The Archaeology Channel (TAC) is a streaming media website brought to you by Archaeological Legacy Institute (ALI). ALI is a nonprofit organization devoted to nurturing and bringing attention to the human cultural heritage, by using media in the most efficient and effective ways possible.
What We Do
To pursue our mission and realize our goals, ALI is involved with a number of existing and planned initiatives and activities.
- We use media to communicate our message by means of The Archaeology Channel (films, news, commentary, interactive programs, etc.), social media and other online and cable TV venues, special film screening events, partnerships with film and program producers, in-house video and audio production, and our annual international film competition.
- We promote archaeology in education through the development and implementation of school curricula, teacher training, exhibits and programs for the public, our annual conference on cultural heritage film, and training and degree programs for archaeologists and archaeological technicians.
- We partner with indigenous peoples through media programming, research projects, scholarship awards, assistance with cultural resource programs, and museum exhibits and programs.
- We are planning publications, including a peer-reviewed journal; conversion of contract reports into monographs in print, on CD, and online; a news service for newspapers, magazines, radio and TV stations; and the promotion of literature intended for a lay audience.
Why We Were Founded
ALI is an independent, nonprofit, tax-exempt (501[c]), research and education corporation registered in Oregon in 1999. Recognizing that the archaeological record is the legacy of all human beings and dedicated to bringing the benefits of archaeology to a wider constituency, ALI was founded to address a number of critical issues now facing archaeology and its potential beneficiaries:
- Damage to archaeological sites is taking place at an alarming rate.
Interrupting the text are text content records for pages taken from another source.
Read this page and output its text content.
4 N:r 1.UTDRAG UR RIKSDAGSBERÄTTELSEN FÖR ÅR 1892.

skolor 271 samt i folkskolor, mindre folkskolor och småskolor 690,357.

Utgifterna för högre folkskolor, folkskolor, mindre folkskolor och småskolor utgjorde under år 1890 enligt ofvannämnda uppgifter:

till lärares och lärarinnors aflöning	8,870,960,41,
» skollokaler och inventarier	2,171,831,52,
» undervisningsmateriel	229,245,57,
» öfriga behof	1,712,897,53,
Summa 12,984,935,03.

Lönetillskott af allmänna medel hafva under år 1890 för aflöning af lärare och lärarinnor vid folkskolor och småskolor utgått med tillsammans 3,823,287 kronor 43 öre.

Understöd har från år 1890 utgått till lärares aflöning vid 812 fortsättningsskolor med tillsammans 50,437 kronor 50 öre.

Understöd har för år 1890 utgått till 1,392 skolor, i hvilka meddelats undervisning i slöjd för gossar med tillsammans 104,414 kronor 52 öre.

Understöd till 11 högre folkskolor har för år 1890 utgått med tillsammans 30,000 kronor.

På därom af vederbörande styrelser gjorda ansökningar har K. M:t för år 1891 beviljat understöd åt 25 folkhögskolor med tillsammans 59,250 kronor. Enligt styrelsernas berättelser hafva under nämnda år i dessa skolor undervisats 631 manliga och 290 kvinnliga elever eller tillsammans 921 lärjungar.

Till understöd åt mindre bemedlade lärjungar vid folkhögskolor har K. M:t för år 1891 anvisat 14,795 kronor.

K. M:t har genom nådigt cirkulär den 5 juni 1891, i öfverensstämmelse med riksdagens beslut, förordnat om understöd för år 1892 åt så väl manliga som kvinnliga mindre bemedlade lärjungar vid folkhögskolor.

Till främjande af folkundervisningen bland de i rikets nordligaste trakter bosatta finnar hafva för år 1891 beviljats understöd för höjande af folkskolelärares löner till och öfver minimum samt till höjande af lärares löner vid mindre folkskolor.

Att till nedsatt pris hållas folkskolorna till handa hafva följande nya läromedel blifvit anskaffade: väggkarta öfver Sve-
Support for preservation programs could be enhanced by using modern communications technology to inform the public that their archaeological legacy is seriously endangered.
- Despite many millions of public and private dollars spent annually, the poor availability of project reports (the "gray literature"), written mainly to satisfy minimum government requirements, inhibits both research progress and popular support for archaeology.
- Too little is written for an information-hungry public by professionals, who receive few incentives for such activity.
- Interested and normally honest lay people, far more numerous than professional archaeologists, often have extensive knowledge of archaeological sites and artifacts that they will not share with professionals for fear of being accused of misdeeds.
- Media news items, seldom prepared by archaeologists themselves (who are busy doing research, teaching, or meeting clients' needs), are frequently shallow, inaccurate, and incomplete.
- Despite decades of objection, indigenous peoples, whose past is often the subject of archaeological study, still have too little voice in conduct of research, share too few of its benefits, and consequently often do not support studies that could improve knowledge and appreciation for their cultural heritage.
- School curricula that could employ archaeological knowledge to help inform future adults about their place in history and relations with other peoples typically offer only cursory coverage of archaeology.
- Archaeological research itself, particularly fieldwork, is still largely conducted in habitual and cost-inefficient ways that would be greatly improved by the focused application of modern technologies.
Our Original Mission Statement
The mission of ALI is to develop ways to make archaeology more effective both in gathering important information about past human lifeways and in delivering that information to the public and the profession. A fundamental postulate is that archaeology has important messages to deliver accurately and completely to people worldwide about our origins and development as a species and that among these messages are those about mistakes we have made in the past and must not make in the future. In essence, ALI is devoted to archaeological research and its contributions to science and to humanity. In the furtherance of this mission, ALI, its associates, and its employees adhere to the Principles of Archaeological Ethics promulgated by the Society for American Archaeology.